A lot of actors say that it is different being directed by a female filmmaker because they understand the sensibilities and emotional nuances better. Was it any different being directed by Shagufta Rafique?
I have always been directed by male filmmakers and I have a rapport with them. I had heard that if you work with a female director, there is a different kind of comfort zone. But I did not see any difference.
Shagufta has written some of the most sensitive scripts in Bollywood. She is a very sensitive person, much like most women. All my directors, including her, have helped me get the emotional nuances of my characters right. As a human being, however, Shagufta understands the human mind really well. There were a few scenes in Mon Jaane Na that I was not comfortable with. I told her I could not do them and she understood that. She understood that it would take a huge toll on my mental state. In that sense, we shared a comfort zone.
You are endorsing some national brands. You have a strong presence on social media. Do you think these things are mandatory for actors to stay relevant?
There was a time when there was no social media. Actors were beyond the reach of people. They could only see them on screens and they would have to pay for tickets to watch them in theatres. Today, people can keep tabs on the activities of their favourite actors, stars and celebrities through their Instagram stories and Facebook live sessions.

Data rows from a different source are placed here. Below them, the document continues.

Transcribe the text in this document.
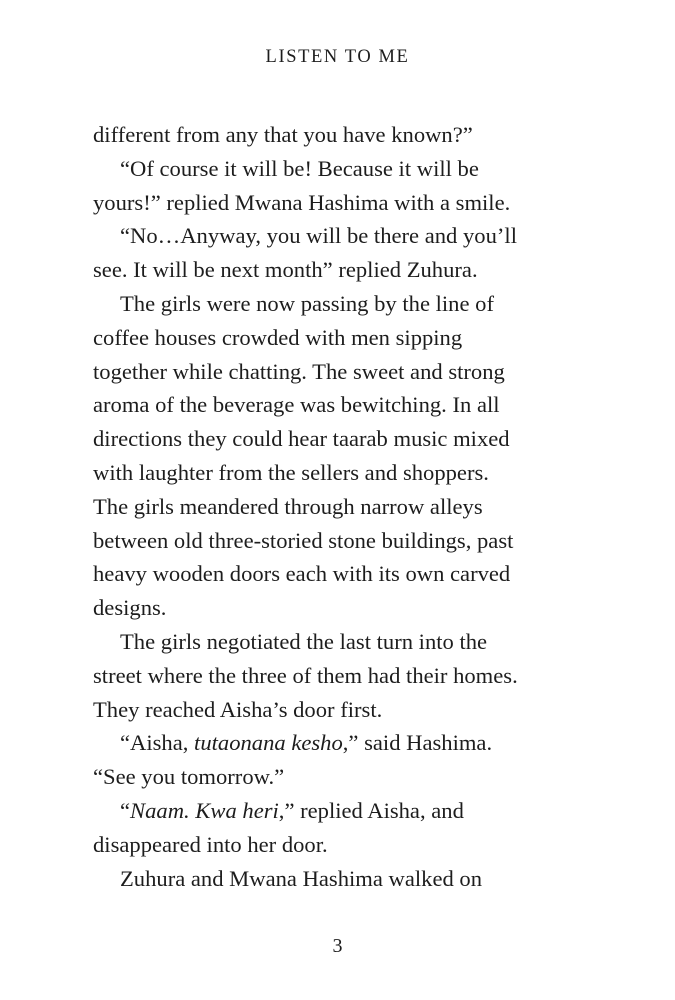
LISTEN TO ME
different from any that you have known?”
“Of course it will be! Because it will be
yours!” replied Mwana Hashima with a smile.
“No…Anyway, you will be there and you’ll
see. It will be next month” replied Zuhura.
The girls were now passing by the line of
coffee houses crowded with men sipping
together while chatting. The sweet and strong
aroma of the beverage was bewitching. In all
directions they could hear taarab music mixed
with laughter from the sellers and shoppers.
The girls meandered through narrow alleys
between old three-storied stone buildings, past
heavy wooden doors each with its own carved
designs.
The girls negotiated the last turn into the
street where the three of them had their homes.
They reached Aisha’s door first.
“Aisha, tutaonana kesho,” said Hashima.
“See you tomorrow.”
“Naam. Kwa heri,” replied Aisha, and
disappeared into her door.
Zuhura and Mwana Hashima walked on
3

Let me share a personal experience with you. I had been sick for quite a long time. My PR person told me I had to update my Instagram account because my fans were messaging and inquiring about my health. That is pressure! I sometimes say to myself, ‘Oh my God, I don’t have any picture in my gallery. What do I post next? Now, I have to click a new picture (Laughs)!’ It is definitely a pressure but I enjoy it quite a bit.
The last time we talked, you told me you wanted to do cerebral commercial films. Is that still your priority?
I always tell everybody that 80 per cent of what Mimi Chakraborty is today is because of commercial films. Commercial films have to be cerebral. The same, old stories are not working anymore. I believe there is no harm doing remakes, but the remakes need to be cerebral. You cannot just cut, copy and paste films. I am not going to be a part of such projects. These films are picked up from some region and they are put into a Bangla set-up.
Now, at this time, I don’t think that I fit into that space any more. But commercial movies are my first love. I, however, am trying to do different things. In fact, I was supposed to do Arindam Sil’s Khela Jokhon. It is a woman-centric film where I would be playing a psychotic character. It is kind of a dream role that I always wanted to play. I am really excited about that film. But it is getting pushed for one reason or another.